As the vast majority of us have spent a lot of time indoors in the past year as a result of the coronavirus pandemic, many are craving time outside and in the fresh air.
One way to get closer to nature this autumn is by taking up foraging, with Belinda Blake, a nutritional therapist and clinic tutor for the Institute of Optimum Nutrition (ion.ac.uk), noting that there is a multitude of benefits to the hobby, including a grounding influence, natural aromatherapy, positive vibes, and access to really fresh - and free - food.
"Autumn is a beautiful time of year to forage. It is a time of abundance, but also marks the transition and gradual slowing down of nature, which can have a calming effect on our mind and body," she shared. "As always, forage responsibly and always make sure you are 100 per cent sure of what you are picking. Why not see if there are any foraging classes near where you live or, alternatively, invest in a good wild plant identification guide to help get you going and pick safely?"
In addition, Belinda insisted those interested make sure to check the Foraging Code for full details on safe foraging and to ensure compliance with the law.
As for what to forage for during the autumn months, the health expert noted that now is the time to search for fruits.
When foraging for these delicious berries, be sure to stop in check hedgerows.
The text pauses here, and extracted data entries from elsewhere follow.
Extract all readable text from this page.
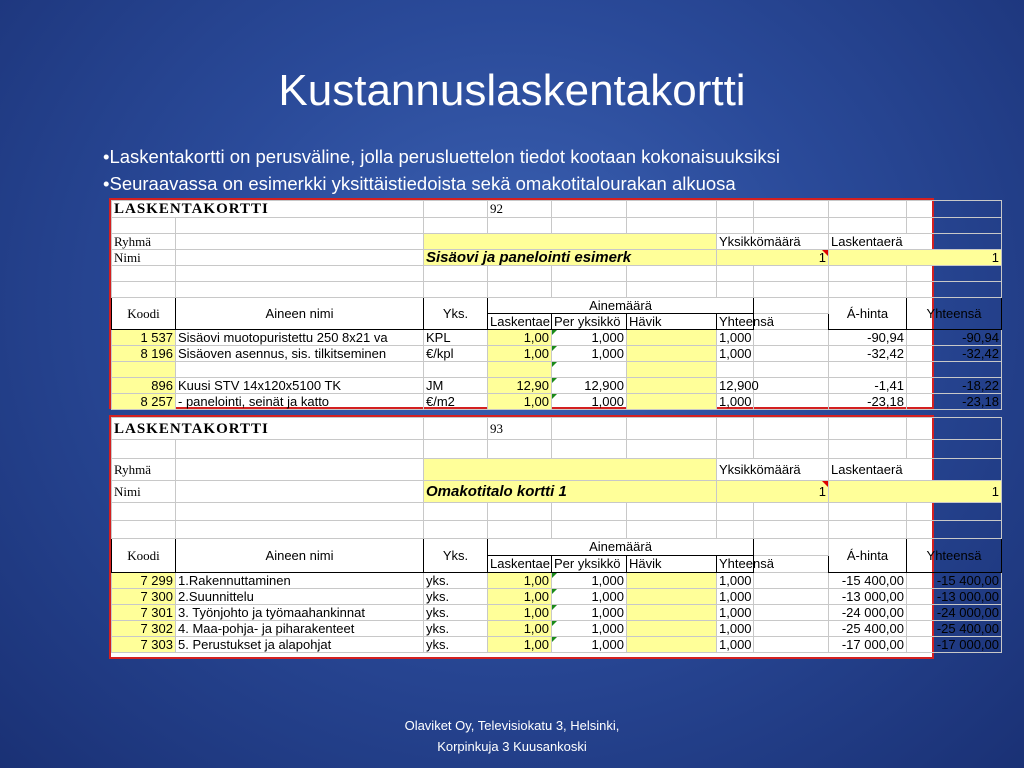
Kustannuslaskentakortti
•Laskentakortti on perusväline, jolla perusluettelon tiedot kootaan kokonaisuuksiksi
•Seuraavassa on esimerkki yksittäistiedoista sekä omakotitalourakan alkuosa
LASKENTAKORTTI			92						

Ryhmä						Yksikkömäärä		Laskentaerä	
Nimi		Sisäovi ja panelointi esimerk				1		1	

Koodi	Aineen nimi	Yks.	Ainemäärä					Á-hinta	Yhteensä
			Laskentae	Per yksikkö	Hävik	Yhteensä			
1 537	Sisäovi muotopuristettu 250 8x21 va	KPL	1,00	1,000		1,000		-90,94	-90,94
8 196	Sisäoven asennus, sis. tilkitseminen	€/kpl	1,00	1,000		1,000		-32,42	-32,42

896	Kuusi STV 14x120x5100 TK	JM	12,90	12,900		12,900		-1,41	-18,22
8 257	- panelointi, seinät ja katto	€/m2	1,00	1,000		1,000		-23,18	-23,18
LASKENTAKORTTI			93						

Ryhmä						Yksikkömäärä		Laskentaerä	
Nimi		Omakotitalo kortti 1				1		1	

Koodi	Aineen nimi	Yks.	Ainemäärä					Á-hinta	Yhteensä
			Laskentae	Per yksikkö	Hävik	Yhteensä			
7 299	1.Rakennuttaminen	yks.	1,00	1,000		1,000		-15 400,00	-15 400,00
7 300	2.Suunnittelu	yks.	1,00	1,000		1,000		-13 000,00	-13 000,00
7 301	3. Työnjohto ja työmaahankinnat	yks.	1,00	1,000		1,000		-24 000,00	-24 000,00
7 302	4. Maa-pohja- ja piharakenteet	yks.	1,00	1,000		1,000		-25 400,00	-25 400,00
7 303	5. Perustukset ja alapohjat	yks.	1,00	1,000		1,000		-17 000,00	-17 000,00
Olaviket Oy, Televisiokatu 3, Helsinki,
Korpinkuja 3 Kuusankoski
"Familiar and easily recognisable, these juicy berries are rich in fibre and nutrients. Their dark purple colour comes from anthocyanidins, or plant chemicals, which have been shown to help reduce inflammation and support a healthy immune system," said Belinda. "Delicious when made into warming crumbles or jams, whizzed into smoothies or just enjoyed straight from the bush!"
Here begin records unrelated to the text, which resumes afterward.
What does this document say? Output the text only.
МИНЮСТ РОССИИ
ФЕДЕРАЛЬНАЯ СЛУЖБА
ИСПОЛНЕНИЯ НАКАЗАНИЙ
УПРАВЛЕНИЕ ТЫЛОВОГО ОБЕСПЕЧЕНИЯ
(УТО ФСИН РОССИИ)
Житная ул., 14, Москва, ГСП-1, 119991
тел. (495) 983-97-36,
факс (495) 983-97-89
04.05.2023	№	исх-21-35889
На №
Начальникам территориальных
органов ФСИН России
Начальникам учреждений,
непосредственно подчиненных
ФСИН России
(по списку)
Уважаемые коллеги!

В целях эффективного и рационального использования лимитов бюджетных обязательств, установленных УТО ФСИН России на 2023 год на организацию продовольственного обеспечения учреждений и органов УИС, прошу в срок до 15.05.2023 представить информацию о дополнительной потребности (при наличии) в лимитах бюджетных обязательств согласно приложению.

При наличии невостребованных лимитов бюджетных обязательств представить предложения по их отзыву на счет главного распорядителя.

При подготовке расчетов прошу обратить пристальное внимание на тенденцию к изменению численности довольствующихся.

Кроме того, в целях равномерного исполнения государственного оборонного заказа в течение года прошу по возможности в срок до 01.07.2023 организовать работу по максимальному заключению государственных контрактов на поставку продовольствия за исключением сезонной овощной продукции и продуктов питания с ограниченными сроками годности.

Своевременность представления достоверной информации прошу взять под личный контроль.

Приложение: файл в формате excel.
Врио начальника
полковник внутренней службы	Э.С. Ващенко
If you know of someone with an elder tree, now is the time to ask for the berries.
"Elderberries are rich in vitamin C and antioxidants and can be made into a delicious syrup which, with the addition of warming spices like clove and ginger, may help protect against colds and viruses as we transition into the colder months. It is fascinating to observe that nature provides just what we need at the right time," the nutritional therapist continued.
You've probably recently walked past crab apples without even taking a second glance.
"These tiny, sour apples are commonly found growing on trees lining our streets or on common land. Inedible raw, these apples make a fantastic base for jams, and chutneys or can be pureed with other autumn fruits and dried into fruit leathers," she added.